|I assure you, our guy did not look this good|
I've tweeted about our scraggly bedraggled blue betta fish for over two hundred years now.
Made jokes about building him a tiny little fish wheelchair. Poking fun at the way he'd lay half on his side, half upright, he'd appear asleep or dead, both looking the same.
I'd harass him at dinner and bring him over in his fish bowl over to watch me filet whitefish.
I was so wrong -- but I only did it because I knew he'd last forever.
Why? Because three or four years ago while downstairs one day, probably again fileting whitefish, I heard my three boys upstairs shouting for me. "Mom! MOOOOOOOOOOOOOOOOOOM!!"
Slapping the boning knife down on the plastic cutting board, I leaped the stairs two at a time. I ran into the boys' bathroom where GoldFish Massacre III was now playing, in technicolor. Seems the separating mesh screen that kept our two pet betta fish apart had fallen to the side.The reason for the screen is the aggressive nature of the betta fish breed. My children stood, wild eyed, fingers in their mouths, as red betta fish was now pulling off scales one by one from blue betta fish. The fin brothers were going at it.
Have you ever seen betta fight? I'll tell you this, they're known as Siamese Fighting Fish for a reason.
It's nasty, dude. We had to painfully watch them circle one another while they took sneaky nips at each other and yanked each others' fins off. They moved, darting so fast, I just couldn't get them off of each other fast enough.
Amid my children's horrified screams, I hurried to remove at least one of them from the bowl, but with all the float like a butterfly sting like a bee Muhammad Ali stabbing and jabbing going on, it felt like forever trying to pull them to safety. The brawl was only seconds, but it was enough for our little blue guy to feel the brunt of it. From what was left of BlueFish, clearly, RedFish was winning. I frantically fished them both out (ha!) and kept them permanently separated after that. All I could think was how here we had moved to the suburbs, and my kids somehow end up with ringside seats to a Mexican cockfight.
While Mr. BlueFish did not emerge victorious, he did emerge with his life, albeit one fin shorter. Barely surviving his war torn state, we were sure we'd be playing taps for him before the sun came up to greet the day.
Well, if 7 a.m. the next morning didn't have us sounding like Gomer Pyle because, Sergeant Carter? Surprise. Surprise. Surprise. BlueFish was Christmas Miracle healed! And it was RedFish that had put his weary head down, never to Siamese fight again.
BlueFish had lived.
That was three years ago. Mr. BlueFish kept going, and we kept feeding him; me occasionally changing his water (though admittedly, I could've been more conscientious). Every day he'd call up his Siamese warrior genetic coding and play his game of "Ha!

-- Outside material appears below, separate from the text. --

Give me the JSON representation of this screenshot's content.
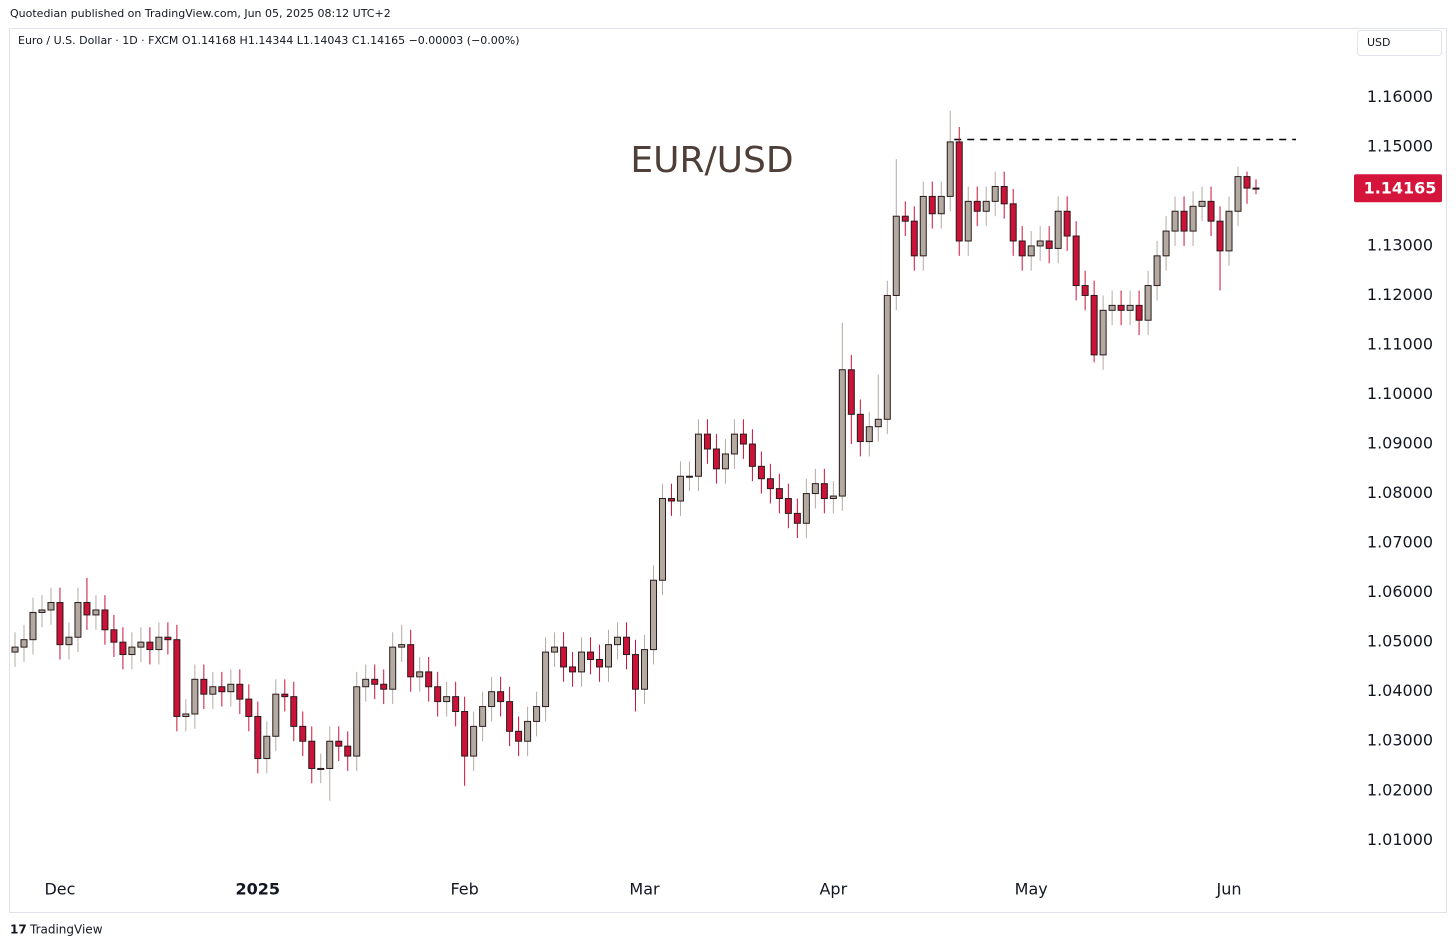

Try and catch me won't you, Grim Reaper!" We'd walk past and bend over his little bowl, whispering little fishy words of encouragement like "hang in there." I kept him on his toes by taunting him with translucent whitefish filets waved before him. There'd be weekly family updates on BlueFish.
That fish is the longest fish we've ever had alive, Mom.
I know. I don't know how he keeps going. Every time I look at him, I think he's dead.
Or depressed. Depressed or dead. That can look the same. (*thanks worldly wise 10 year old.)
Our family kept watch as BlueFish fought the good fight, heroically working his one remaining fin, it serving him like a broken oar to swim circles in his little environs. He became my cooking buddy, keeping me company in the kitchen as he sat in his bowl right next to the sink.
All plodded along well, until late Sunday night. I went to sprinkle in his black poppy seed-like shrimp krill just as I had done every evening for the past 877 nights and gasp! ... no need.
At the bottom of his round home, amid the blue and black speckled gravel, lay a lifeless glinting sliver of flesh. I gently shook the bowl, though I had a sinking feeling there'd be no movement other than his limp body in the resultant waves. Nothing, not even a pathetic attempt at a one-finned last wave good-bye to us. BlueFish had gone to a better place, one with cleaner water, where those without two working fins can swim. In a straight line.
We miss you, BlueFish. Now who am I going to wave this whitefish filet in front of?
**We miss you, little guy -- you were a scrapper. And will live on forever in what is now our family's rally call when times get tough, "What are you?! BlueFish or RedFish?!"